У Матюхина от внутреннего возбуждения даже заныла раненая нога. Приподнявшись, он поискал глазами, куда бы выколотить трубку, да заодно и успокоиться малость. Конечно, он отлично понимал принципиальную разницу высказанных позиций, но понимал и другое: этот спор может увести их и слишком далеко от дела. Да и к чему спорить им, бывшим чоновцам-однополчанам?
— Ладно, не будем заезжать за межу. Давай лучше пить чай.
Про чай они действительно забыли. Он был остывшим, почти холодным, а подогреть некому: хозяин лежачий больной, Матюхин же не разбирался в кухонных премудростях. Да и нужды не было особой — чай только предлог, придумка, предусмотренная, как зонтик на случай плохой погоды. А горячий он или холодный — какая разница? Оба отлично понимали это.

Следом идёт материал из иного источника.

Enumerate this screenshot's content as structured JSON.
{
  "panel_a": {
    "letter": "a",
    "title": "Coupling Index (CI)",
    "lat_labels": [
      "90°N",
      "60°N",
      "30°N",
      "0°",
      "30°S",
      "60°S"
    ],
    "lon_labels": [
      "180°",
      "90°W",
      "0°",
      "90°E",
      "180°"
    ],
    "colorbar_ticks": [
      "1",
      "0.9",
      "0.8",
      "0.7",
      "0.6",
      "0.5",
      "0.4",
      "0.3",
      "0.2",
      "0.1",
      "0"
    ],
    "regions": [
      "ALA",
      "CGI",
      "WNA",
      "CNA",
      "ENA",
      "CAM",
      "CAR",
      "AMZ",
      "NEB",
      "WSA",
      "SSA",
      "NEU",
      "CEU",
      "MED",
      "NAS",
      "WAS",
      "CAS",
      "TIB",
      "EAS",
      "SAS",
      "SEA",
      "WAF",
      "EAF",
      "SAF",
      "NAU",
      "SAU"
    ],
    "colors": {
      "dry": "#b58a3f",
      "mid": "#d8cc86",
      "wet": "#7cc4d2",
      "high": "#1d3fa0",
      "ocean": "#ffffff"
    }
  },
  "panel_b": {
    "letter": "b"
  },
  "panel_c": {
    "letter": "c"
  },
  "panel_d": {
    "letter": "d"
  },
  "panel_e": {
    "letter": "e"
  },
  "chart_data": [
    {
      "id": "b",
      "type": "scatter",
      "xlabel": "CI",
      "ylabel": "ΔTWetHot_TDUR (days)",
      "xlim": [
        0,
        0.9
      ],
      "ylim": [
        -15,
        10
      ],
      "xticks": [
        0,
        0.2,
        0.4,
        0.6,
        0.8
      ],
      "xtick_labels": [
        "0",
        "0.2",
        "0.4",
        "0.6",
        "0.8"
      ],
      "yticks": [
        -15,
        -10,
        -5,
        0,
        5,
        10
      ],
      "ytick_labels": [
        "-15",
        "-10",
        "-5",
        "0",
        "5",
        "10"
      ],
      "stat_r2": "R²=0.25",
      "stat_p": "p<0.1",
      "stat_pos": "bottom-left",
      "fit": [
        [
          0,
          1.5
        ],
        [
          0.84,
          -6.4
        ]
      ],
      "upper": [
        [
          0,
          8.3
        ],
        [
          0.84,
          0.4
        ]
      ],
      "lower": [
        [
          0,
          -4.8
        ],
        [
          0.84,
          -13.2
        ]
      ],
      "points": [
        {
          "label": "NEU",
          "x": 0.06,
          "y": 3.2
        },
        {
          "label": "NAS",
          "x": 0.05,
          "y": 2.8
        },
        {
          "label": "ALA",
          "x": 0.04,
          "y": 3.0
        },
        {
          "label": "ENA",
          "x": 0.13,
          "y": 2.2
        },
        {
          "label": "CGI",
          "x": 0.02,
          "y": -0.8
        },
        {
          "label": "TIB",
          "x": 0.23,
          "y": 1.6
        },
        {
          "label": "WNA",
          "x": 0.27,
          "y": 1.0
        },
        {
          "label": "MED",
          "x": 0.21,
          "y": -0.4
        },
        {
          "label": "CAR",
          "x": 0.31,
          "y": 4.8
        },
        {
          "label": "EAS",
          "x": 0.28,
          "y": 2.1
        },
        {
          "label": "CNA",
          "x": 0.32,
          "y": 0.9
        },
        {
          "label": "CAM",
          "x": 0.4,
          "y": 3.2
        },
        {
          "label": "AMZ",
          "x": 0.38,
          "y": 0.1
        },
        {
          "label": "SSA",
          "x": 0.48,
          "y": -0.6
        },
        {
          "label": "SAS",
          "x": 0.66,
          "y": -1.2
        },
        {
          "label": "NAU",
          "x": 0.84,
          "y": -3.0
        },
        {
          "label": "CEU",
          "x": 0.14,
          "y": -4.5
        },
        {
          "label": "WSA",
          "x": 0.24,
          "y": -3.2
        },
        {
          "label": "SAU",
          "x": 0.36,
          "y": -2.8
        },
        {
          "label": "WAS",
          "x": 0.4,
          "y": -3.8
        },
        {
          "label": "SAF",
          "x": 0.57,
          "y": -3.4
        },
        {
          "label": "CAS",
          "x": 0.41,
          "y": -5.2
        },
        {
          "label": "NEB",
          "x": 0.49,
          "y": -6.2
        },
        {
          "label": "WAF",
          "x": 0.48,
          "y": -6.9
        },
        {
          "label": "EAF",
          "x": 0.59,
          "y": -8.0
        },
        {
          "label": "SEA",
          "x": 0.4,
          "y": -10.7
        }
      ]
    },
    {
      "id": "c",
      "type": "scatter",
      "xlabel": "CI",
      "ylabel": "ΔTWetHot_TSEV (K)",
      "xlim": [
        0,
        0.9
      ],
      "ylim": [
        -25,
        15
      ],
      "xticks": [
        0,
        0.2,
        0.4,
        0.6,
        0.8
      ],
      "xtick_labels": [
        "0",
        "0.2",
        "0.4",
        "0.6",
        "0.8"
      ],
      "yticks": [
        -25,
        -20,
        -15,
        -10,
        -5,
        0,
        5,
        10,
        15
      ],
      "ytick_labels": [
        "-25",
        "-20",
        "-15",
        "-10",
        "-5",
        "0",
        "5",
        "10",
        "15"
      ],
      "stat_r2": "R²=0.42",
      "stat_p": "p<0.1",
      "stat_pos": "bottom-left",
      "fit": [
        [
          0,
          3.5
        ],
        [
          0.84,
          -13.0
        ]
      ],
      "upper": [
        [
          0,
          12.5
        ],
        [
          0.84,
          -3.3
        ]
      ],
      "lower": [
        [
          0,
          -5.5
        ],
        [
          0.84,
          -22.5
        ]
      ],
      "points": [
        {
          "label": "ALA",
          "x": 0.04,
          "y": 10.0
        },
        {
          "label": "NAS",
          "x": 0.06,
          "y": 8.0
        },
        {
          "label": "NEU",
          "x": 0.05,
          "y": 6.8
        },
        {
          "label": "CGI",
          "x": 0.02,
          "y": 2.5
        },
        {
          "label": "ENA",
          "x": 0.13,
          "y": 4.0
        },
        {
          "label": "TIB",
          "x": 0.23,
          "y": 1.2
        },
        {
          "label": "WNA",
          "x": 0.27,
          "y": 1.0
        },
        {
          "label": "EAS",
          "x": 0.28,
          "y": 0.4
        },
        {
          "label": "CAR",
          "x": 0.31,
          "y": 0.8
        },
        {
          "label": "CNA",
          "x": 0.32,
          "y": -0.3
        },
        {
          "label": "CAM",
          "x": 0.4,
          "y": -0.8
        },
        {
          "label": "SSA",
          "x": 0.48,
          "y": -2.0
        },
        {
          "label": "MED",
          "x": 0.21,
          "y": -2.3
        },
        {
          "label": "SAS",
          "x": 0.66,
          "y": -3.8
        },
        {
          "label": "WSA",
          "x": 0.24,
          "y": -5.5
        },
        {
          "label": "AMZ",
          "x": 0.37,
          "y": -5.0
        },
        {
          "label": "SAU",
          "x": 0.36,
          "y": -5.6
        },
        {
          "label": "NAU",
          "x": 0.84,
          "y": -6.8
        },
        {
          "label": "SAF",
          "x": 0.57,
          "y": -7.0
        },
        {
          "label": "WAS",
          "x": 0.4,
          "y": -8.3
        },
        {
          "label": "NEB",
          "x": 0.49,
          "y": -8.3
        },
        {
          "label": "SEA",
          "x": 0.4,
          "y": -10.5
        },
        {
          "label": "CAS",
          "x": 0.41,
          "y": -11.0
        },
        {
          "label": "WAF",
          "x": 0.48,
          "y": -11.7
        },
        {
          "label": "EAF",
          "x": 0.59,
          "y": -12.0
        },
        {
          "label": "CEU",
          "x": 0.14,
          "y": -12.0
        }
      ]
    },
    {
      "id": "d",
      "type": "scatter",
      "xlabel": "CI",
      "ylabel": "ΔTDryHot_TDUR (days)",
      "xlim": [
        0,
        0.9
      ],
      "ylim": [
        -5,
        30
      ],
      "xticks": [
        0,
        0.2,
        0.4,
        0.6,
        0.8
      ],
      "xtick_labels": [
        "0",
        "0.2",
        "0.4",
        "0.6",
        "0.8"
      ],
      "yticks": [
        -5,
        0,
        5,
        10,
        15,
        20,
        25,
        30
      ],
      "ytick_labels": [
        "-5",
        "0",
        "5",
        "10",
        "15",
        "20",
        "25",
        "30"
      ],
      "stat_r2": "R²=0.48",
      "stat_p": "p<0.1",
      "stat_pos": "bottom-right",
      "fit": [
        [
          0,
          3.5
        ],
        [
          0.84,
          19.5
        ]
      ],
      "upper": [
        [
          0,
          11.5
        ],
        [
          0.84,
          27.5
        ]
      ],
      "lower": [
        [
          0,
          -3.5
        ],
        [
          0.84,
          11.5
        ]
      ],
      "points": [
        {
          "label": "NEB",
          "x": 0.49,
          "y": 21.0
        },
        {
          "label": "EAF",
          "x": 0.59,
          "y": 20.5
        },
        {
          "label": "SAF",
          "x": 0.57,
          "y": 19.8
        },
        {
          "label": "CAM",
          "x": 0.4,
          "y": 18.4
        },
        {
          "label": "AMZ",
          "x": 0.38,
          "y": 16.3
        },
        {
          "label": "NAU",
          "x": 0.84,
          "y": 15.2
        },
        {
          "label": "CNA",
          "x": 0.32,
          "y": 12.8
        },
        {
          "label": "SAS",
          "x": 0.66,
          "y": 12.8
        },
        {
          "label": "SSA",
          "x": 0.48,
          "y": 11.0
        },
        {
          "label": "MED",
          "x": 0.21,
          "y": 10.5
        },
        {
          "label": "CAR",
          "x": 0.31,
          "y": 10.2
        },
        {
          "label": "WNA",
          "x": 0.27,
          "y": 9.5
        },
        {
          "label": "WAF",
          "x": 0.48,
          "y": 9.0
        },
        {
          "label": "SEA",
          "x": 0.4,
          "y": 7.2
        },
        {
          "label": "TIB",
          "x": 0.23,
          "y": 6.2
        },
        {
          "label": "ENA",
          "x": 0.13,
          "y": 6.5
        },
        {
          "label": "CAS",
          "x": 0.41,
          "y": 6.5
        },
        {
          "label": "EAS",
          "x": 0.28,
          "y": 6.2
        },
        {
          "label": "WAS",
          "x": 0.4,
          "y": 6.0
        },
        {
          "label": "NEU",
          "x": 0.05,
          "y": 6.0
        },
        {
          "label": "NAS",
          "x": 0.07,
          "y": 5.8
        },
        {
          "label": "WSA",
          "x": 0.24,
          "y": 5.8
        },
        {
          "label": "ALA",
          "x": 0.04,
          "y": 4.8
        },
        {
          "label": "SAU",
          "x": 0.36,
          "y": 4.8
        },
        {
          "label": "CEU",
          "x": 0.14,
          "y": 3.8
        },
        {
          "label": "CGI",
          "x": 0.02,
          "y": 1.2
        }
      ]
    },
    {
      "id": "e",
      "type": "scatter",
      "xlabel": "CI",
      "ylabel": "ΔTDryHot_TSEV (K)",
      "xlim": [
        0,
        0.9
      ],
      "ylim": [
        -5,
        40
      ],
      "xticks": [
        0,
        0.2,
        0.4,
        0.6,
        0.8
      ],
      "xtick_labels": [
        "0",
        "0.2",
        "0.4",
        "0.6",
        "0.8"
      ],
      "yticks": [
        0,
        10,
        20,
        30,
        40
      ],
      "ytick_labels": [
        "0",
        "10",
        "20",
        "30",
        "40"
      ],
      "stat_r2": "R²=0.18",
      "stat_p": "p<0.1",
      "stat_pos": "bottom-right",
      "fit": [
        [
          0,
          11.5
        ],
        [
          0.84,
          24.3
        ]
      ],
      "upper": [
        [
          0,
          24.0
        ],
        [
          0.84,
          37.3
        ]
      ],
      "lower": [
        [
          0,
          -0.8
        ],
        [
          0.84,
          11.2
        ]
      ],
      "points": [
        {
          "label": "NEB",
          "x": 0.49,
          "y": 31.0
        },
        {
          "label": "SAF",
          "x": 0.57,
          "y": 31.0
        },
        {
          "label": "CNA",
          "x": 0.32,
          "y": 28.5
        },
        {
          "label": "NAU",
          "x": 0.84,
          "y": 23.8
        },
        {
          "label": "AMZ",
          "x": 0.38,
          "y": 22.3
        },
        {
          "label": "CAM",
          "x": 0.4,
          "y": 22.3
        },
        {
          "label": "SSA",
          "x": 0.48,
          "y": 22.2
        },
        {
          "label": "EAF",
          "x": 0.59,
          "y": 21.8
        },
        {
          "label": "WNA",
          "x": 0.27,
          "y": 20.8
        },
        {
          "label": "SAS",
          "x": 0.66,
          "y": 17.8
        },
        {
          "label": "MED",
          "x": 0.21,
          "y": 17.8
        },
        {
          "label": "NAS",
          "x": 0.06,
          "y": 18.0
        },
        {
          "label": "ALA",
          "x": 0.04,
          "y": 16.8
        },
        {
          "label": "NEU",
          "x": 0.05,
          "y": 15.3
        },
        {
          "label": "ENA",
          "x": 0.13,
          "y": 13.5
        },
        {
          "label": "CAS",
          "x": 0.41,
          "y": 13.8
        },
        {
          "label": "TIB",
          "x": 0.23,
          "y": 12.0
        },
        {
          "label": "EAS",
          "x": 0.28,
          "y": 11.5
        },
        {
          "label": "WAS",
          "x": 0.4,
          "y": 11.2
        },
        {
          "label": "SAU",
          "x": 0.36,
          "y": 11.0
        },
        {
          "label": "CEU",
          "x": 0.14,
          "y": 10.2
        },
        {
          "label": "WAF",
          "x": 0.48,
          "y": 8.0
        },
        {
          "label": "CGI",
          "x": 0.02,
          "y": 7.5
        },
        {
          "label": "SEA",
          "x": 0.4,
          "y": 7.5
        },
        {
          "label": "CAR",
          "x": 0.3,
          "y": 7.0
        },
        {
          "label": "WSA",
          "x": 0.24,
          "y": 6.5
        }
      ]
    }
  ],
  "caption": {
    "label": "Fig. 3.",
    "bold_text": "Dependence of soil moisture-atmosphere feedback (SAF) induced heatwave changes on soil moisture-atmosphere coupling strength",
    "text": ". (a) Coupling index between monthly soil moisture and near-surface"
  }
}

И еще они понимали, что, собственно говоря, идут разными дорогами, а точнее — двумя параллельными колеями, которые сколько ни старайся, не сольются, даже не сблизятся, как не сближаются колесные следы. И все-таки им зачем-то надо было лишний раз удостовериться в этом, особенно напористо — Матюхину, хотя за выяснениями, словесным лавированием все больше открывалось обоюдное отчуждение. Только и всего.